Mais cet ivrogne, quand il le voulait bien, était le plus engageant, le plus séduisant et le plus astucieux des hommes. Selon les occurrences, il se faisait aimer ou se faisait craindre ; pouvait-on lui en demander davantage ? Après avoir achevé ses études aux universités de Halle et de Leyde, il avait, pendant la guerre de la succession d’Espagne, fait un séjour de plusieurs années au quartier général de Marlborough, où il avait lié commerce avec tous les grands personnages du temps, étudié de près les rouages, les ressorts secrets de la diplomatie européenne.
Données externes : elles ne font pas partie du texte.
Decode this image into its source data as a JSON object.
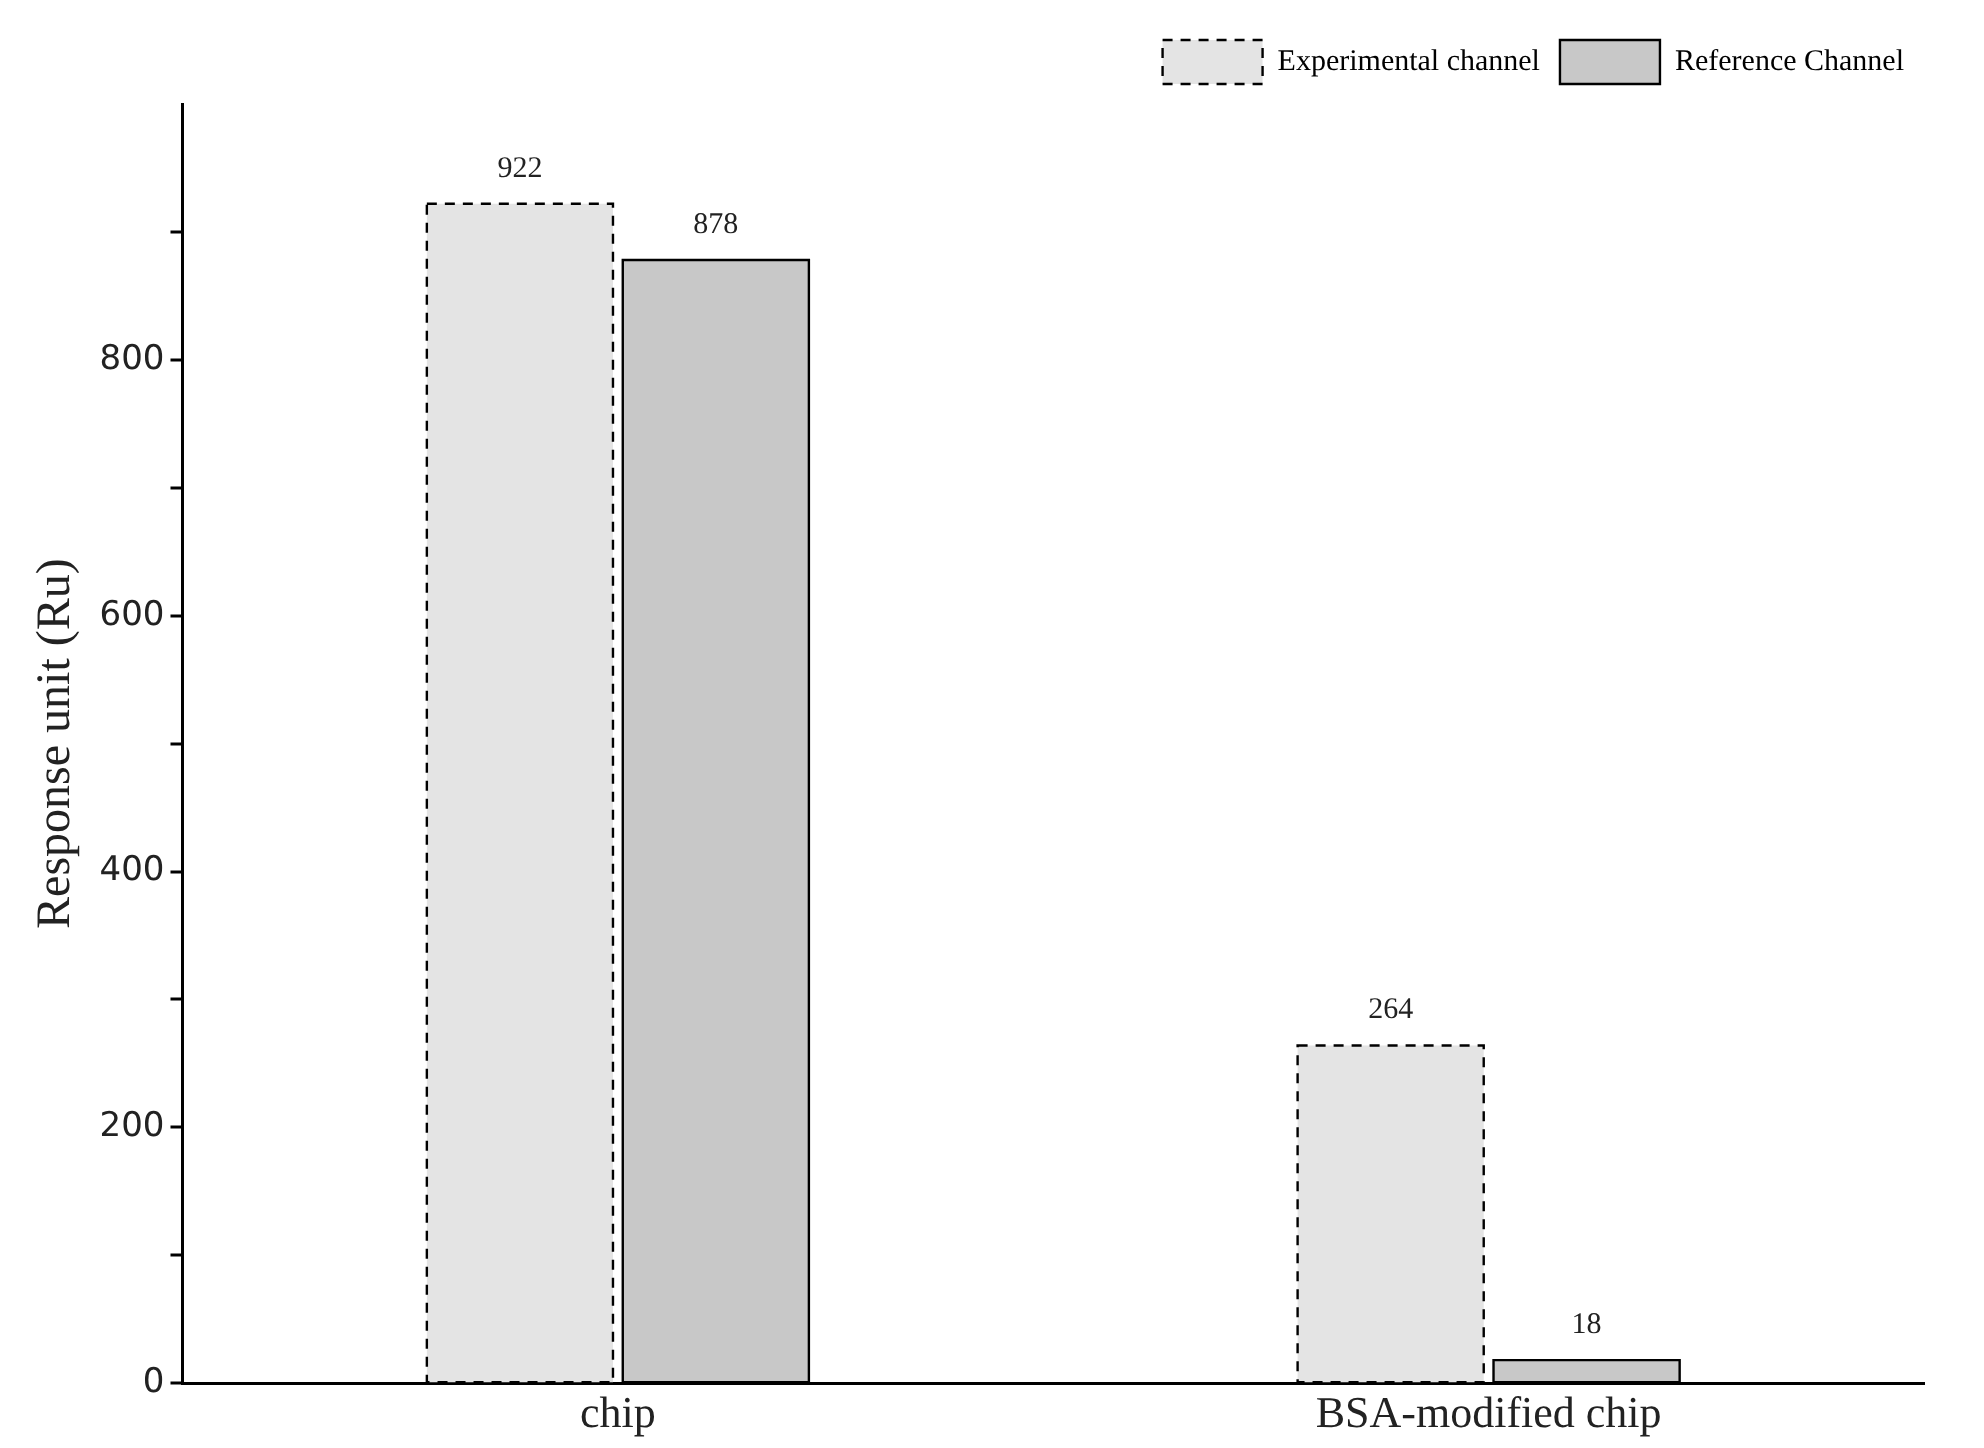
{
  "chart_data": {
    "type": "bar",
    "ylabel": "Response unit (Ru)",
    "categories": [
      "chip",
      "BSA-modified chip"
    ],
    "series": [
      {
        "name": "Experimental channel",
        "color": "#e4e4e4",
        "values": [
          922,
          264
        ],
        "line_style": "dashed"
      },
      {
        "name": "Reference Channel",
        "color": "#c8c8c8",
        "values": [
          878,
          18
        ],
        "line_style": "solid"
      }
    ],
    "ylim": [
      0,
      1000
    ],
    "yticks": [
      0,
      {
        "value": 100,
        "label": null
      },
      200,
      {
        "value": 300,
        "label": null
      },
      400,
      {
        "value": 500,
        "label": null
      },
      600,
      {
        "value": 700,
        "label": null
      },
      800,
      {
        "value": 900,
        "label": null
      }
    ],
    "data_labels": true,
    "grid": false,
    "legend": "top right"
  }
}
C’est là qu’il s’était fait sa philosophie de la vie, sa doctrine des choses humaines, et le premier point de cette doctrine, ainsi qu’il l’expliquera plus tard au Prince royal, était que « la politique consiste à user de toute sorte d’expédiens illicites pour s’entre-nuire, » qu’il y a sans doute un décorum à garder, qu’il faut sauver les apparences, mais « que ceux qui blâmaient Louis XIV d’avoir fait la distinction entre la lettre et l’esprit d’un traité, font presque toujours la même chose, c’est-à-dire qu’on ne croit aucun traité valable qu’autant qu’il est conforme à l’intérêt du contractant, que c’est une convention tacite entre les souverains, qu’un prince qui se pique d’intégrité passe pour une bonne dupe et s’expose au ridicule. »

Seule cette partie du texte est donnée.